Ist ein Fabrikunternehmer nach §. 107 (jetzt 120) der Reichsgewerbeordnung nur verpflichtet, diejenigen Schutzvorrichtungen in seiner Fabrik zu treffen, welche geeignet sind, einen absoluten Schutz gegen die mit dem Fabrikbetriebe verbundenen Gefahren zu gewähren, oder auch solche Schutzvorrichtungen, welche geeignet sind, diese Gefahren in erheblichem Grade zu vermindern?

Tatbestand

Der Kläger war in der Eisengießerei der Beklagten als Eisengießer angestellt. Bei Gelegenheit einer ihm am 13. Juli 1876 von dem mit der Leitung des Geschäftes beauftragten Gießermeister H. aufgetragenen Arbeit, dem Abfassen flüssigen Eisens mit einem Handlöffel, wurde Kläger durch ausspritzende Sternchen am rechten Auge verletzt, und seine Arbeitskraft durch diese Verletzung dauernd vermindert. Eine dieserhalb beim Kreisgerichte zu Ravensburg erhobene Entschädigungsklage wurde abgewiesen.

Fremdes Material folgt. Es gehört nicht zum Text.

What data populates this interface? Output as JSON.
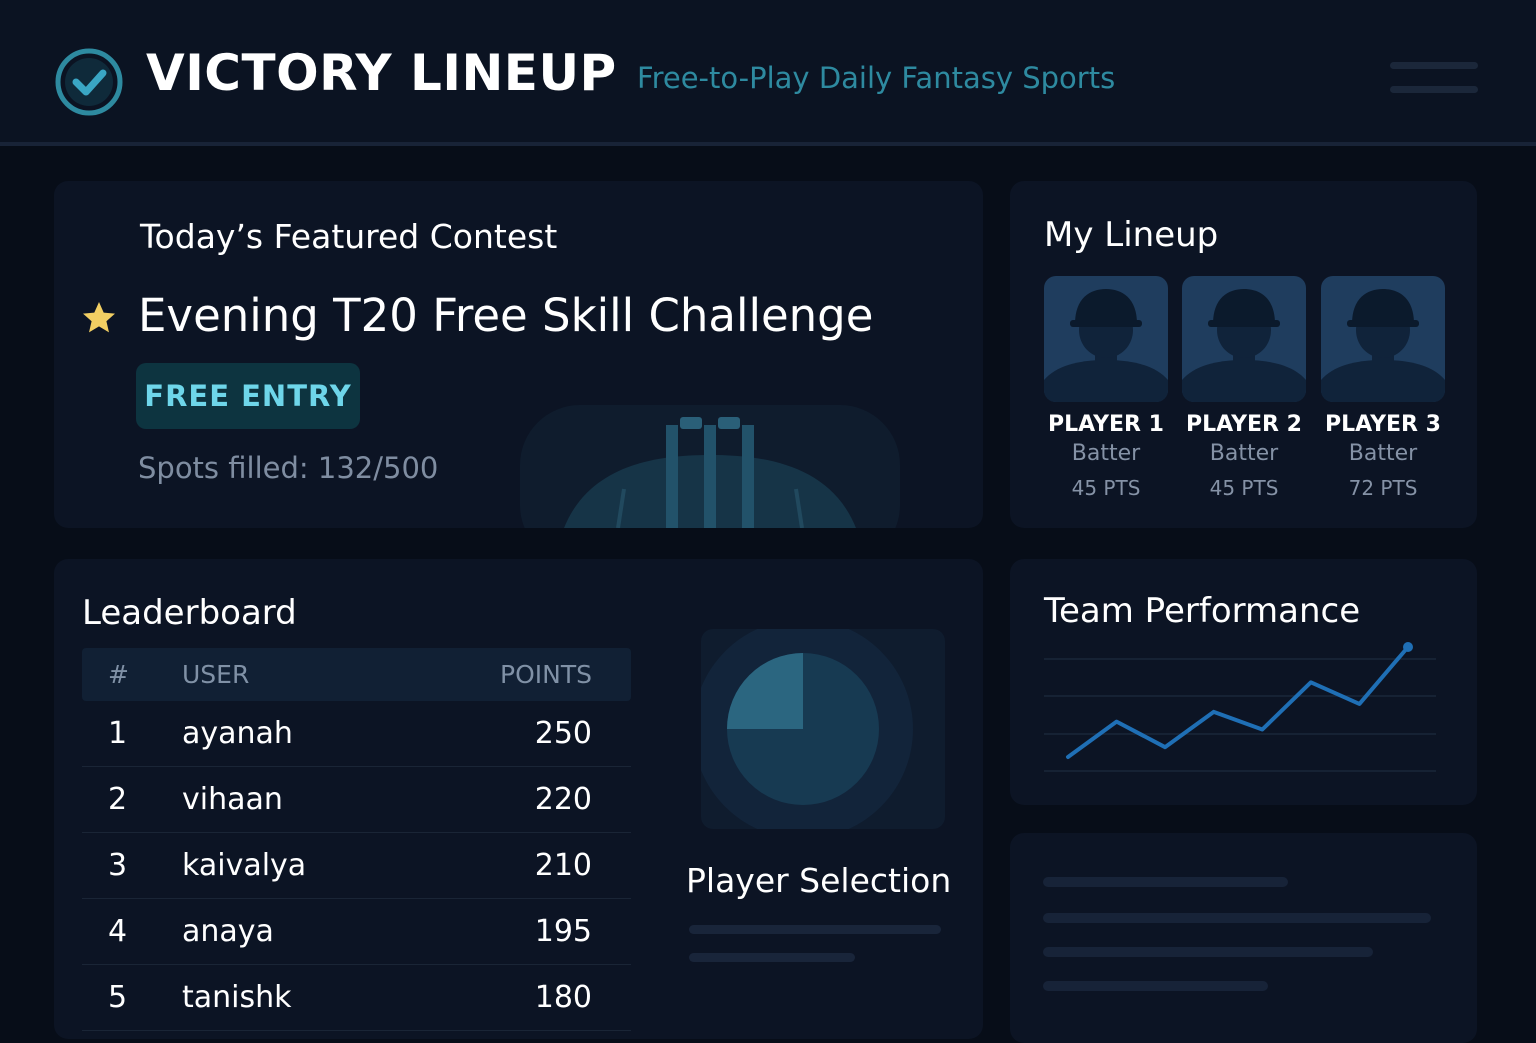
{
  "app": {
    "brand": "VICTORY LINEUP",
    "tagline": "Free-to-Play Daily Fantasy Sports",
    "logo_icon": "check-circle-icon",
    "menu_icon": "hamburger-menu-icon"
  },
  "colors": {
    "background": "#070d18",
    "card": "#0c1424",
    "accent": "#2e8aa0",
    "badge_text": "#6ed6ea",
    "star": "#f2cf63",
    "line": "#1f6fb5"
  },
  "featured": {
    "label": "Today’s Featured Contest",
    "contest_name": "Evening T20 Free Skill Challenge",
    "badge": "FREE ENTRY",
    "spots": "Spots filled: 132/500",
    "star_icon": "star-icon"
  },
  "lineup": {
    "title": "My Lineup",
    "players": [
      {
        "name": "PLAYER 1",
        "role": "Batter",
        "points": "45 PTS"
      },
      {
        "name": "PLAYER 2",
        "role": "Batter",
        "points": "45 PTS"
      },
      {
        "name": "PLAYER 3",
        "role": "Batter",
        "points": "72 PTS"
      }
    ]
  },
  "leaderboard": {
    "title": "Leaderboard",
    "columns": [
      "#",
      "USER",
      "POINTS"
    ],
    "rows": [
      {
        "rank": "1",
        "user": "ayanah",
        "points": "250"
      },
      {
        "rank": "2",
        "user": "vihaan",
        "points": "220"
      },
      {
        "rank": "3",
        "user": "kaivalya",
        "points": "210"
      },
      {
        "rank": "4",
        "user": "anaya",
        "points": "195"
      },
      {
        "rank": "5",
        "user": "tanishk",
        "points": "180"
      }
    ]
  },
  "player_selection": {
    "title": "Player Selection",
    "selected_fraction": 0.25
  },
  "performance": {
    "title": "Team Performance",
    "values": [
      0,
      18,
      5,
      23,
      14,
      38,
      27,
      56
    ]
  }
}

Zur Begründung der Berufung machte Kläger u. a. geltend, es liege auch ein Verschulden der Fabrikinhaber selbst vor, weil sie es unterlassen hatten, die zur Sicherung der Arbeiter gegen Gefahr für Leben und Gesundheit nötigen Schutzvorrichtungen in ihrer Fabrik einzuführen, indem sie versäumt, Schutzbrillen den Arbeitern zu liefern. Das Berufungsgericht verfügte Beweiserhebung darüber:

"ob eine Schutzbrille die geeignete Vorrichtung sei, um die Augen eines mit Abfassung von flüssigem Eisen an einem Kugel-Ofen beauftragten Gießers gegen das Ausspritzen von Eisenteilchen oder sog. Sternchen zu schützen",

und erkannte nach Erhebung des Beweises die Beklagten schuldig, dem Kläger denjenigen Schaden zu ersetzen, welcher demselben durch den in der Fabrik derselben am 13. Juli 1876 erlittenen Unfall entstanden sei.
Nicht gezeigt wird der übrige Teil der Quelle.